Table 1.
Cell probabilities in a generic stratum s
| randomization group | unobserved covariate | probability of outcome given group, unobserved covariate, s, not missing | probabilitity of unobserved covariate given group, s, not missing | probability of outcome given group, s not missing |
| Z | X | pr(Y = 1|z, s, x, R = 1) | pr(x|z, s, R = 1) | pr(Y = 1|z, s, R = 1) |
| = pr(Y = 1|z, s, x) if MAR | ||||
| 1 | 0 | α0s + Δs | (1 - φ1s) | |
| (α0s + Δs) (1 - φ1s) + (α1s + Δs) φ1s | ||||
| 1 | α1s + Δs | φ1s | ||
| 0 | 0 | α0s | (1 - φ0s) | |
| α0s(1 - φ0s) + α1s φ0s | ||||
| 1 | α1s | φ0s | ||
| difference between randomization groups: | Δs + ψsεs, where εs = φ1s - φ0s, ψs = α1s - α0s | |||
Under missing at random (MAR), the probabilities in the third column are the same for subjects not missing outcome as for all subjects, so Δs represents the true treatment effect, which is the same for both levels of x.
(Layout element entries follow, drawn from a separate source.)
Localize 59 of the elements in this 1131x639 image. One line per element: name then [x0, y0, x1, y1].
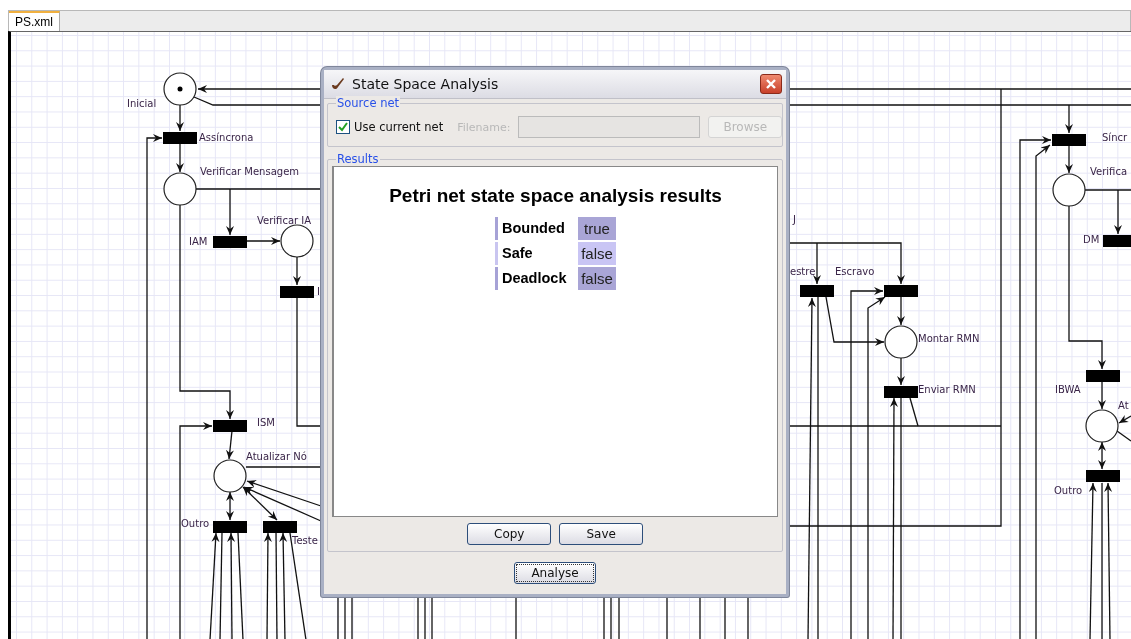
transition-label: ISM: [257, 417, 275, 428]
transition-bar[interactable]: [263, 521, 297, 533]
transition-bar[interactable]: [1052, 134, 1086, 146]
transition-bar[interactable]: [213, 236, 247, 248]
transition-bar[interactable]: [163, 132, 197, 144]
close-icon: [765, 78, 777, 90]
transition-label: IAM: [189, 236, 208, 247]
place-circle[interactable]: [163, 72, 197, 106]
property-name: Bounded: [501, 219, 566, 238]
property-name: Safe: [501, 244, 534, 263]
property-value: false: [578, 242, 616, 265]
use-current-checkbox[interactable]: Use current net: [336, 120, 444, 134]
place-circle[interactable]: [280, 224, 314, 258]
check-icon: [338, 122, 348, 132]
dialog-title: State Space Analysis: [352, 76, 500, 92]
place-label: Verifica: [1090, 166, 1128, 177]
property-name: Deadlock: [501, 269, 568, 288]
place-label: Verificar Mensagem: [200, 166, 300, 177]
place-label: Atualizar Nó: [246, 451, 307, 462]
transition-bar[interactable]: [1086, 470, 1120, 482]
transition-label: I: [317, 286, 320, 297]
transition-label: DM: [1083, 234, 1100, 245]
property-value: false: [578, 267, 616, 290]
transition-bar[interactable]: [1103, 235, 1131, 247]
place-label: Inicial: [127, 98, 157, 109]
place-label: At: [1118, 400, 1129, 411]
transition-label: J: [793, 214, 796, 225]
transition-bar[interactable]: [800, 285, 834, 297]
place-circle[interactable]: [163, 172, 197, 206]
transition-bar[interactable]: [213, 521, 247, 533]
place-label: Verificar IA: [257, 215, 312, 226]
transition-bar[interactable]: [213, 420, 247, 432]
transition-label: Assíncrona: [199, 132, 254, 143]
transition-label: Escravo: [835, 266, 875, 277]
place-circle[interactable]: [213, 459, 247, 493]
transition-label: Síncr: [1102, 132, 1128, 143]
group-legend: Results: [336, 152, 380, 166]
file-tab[interactable]: PS.xml: [9, 11, 60, 31]
results-heading: Petri net state space analysis results: [389, 185, 722, 207]
transition-label: IBWA: [1055, 384, 1081, 395]
transition-label: Enviar RMN: [918, 384, 976, 395]
action-button[interactable]: Copy: [467, 523, 552, 545]
analyse-button[interactable]: Analyse: [514, 562, 596, 584]
transition-bar[interactable]: [280, 286, 314, 298]
transition-bar[interactable]: [884, 386, 918, 398]
transition-bar[interactable]: [1086, 370, 1120, 382]
transition-bar[interactable]: [884, 285, 918, 297]
transition-label: Teste: [292, 535, 318, 546]
close-button[interactable]: [760, 74, 782, 94]
place-circle[interactable]: [1052, 173, 1086, 207]
group-legend: Source net: [336, 96, 401, 110]
transition-label: Outro: [1054, 485, 1083, 496]
place-circle[interactable]: [884, 325, 918, 359]
place-circle[interactable]: [1085, 409, 1119, 443]
transition-label: Outro: [181, 518, 210, 529]
property-value: true: [578, 217, 616, 240]
transition-label: estre: [790, 266, 816, 277]
action-button[interactable]: Save: [559, 523, 643, 545]
place-label: Montar RMN: [918, 333, 980, 344]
Because the distribution of x is different among subjects not missing outcome in each randomization group, the apparent treatment effect is the difference in weighted averages over x in the last column, namely, Δs + ψsεs. To bound the overall bias Σsψsεspr (S = s), we specify an upper bound for εs based only on the fraction missing and a plausible value for the maximum of ψs based on the estimates of ψs if an observed covariate were missing.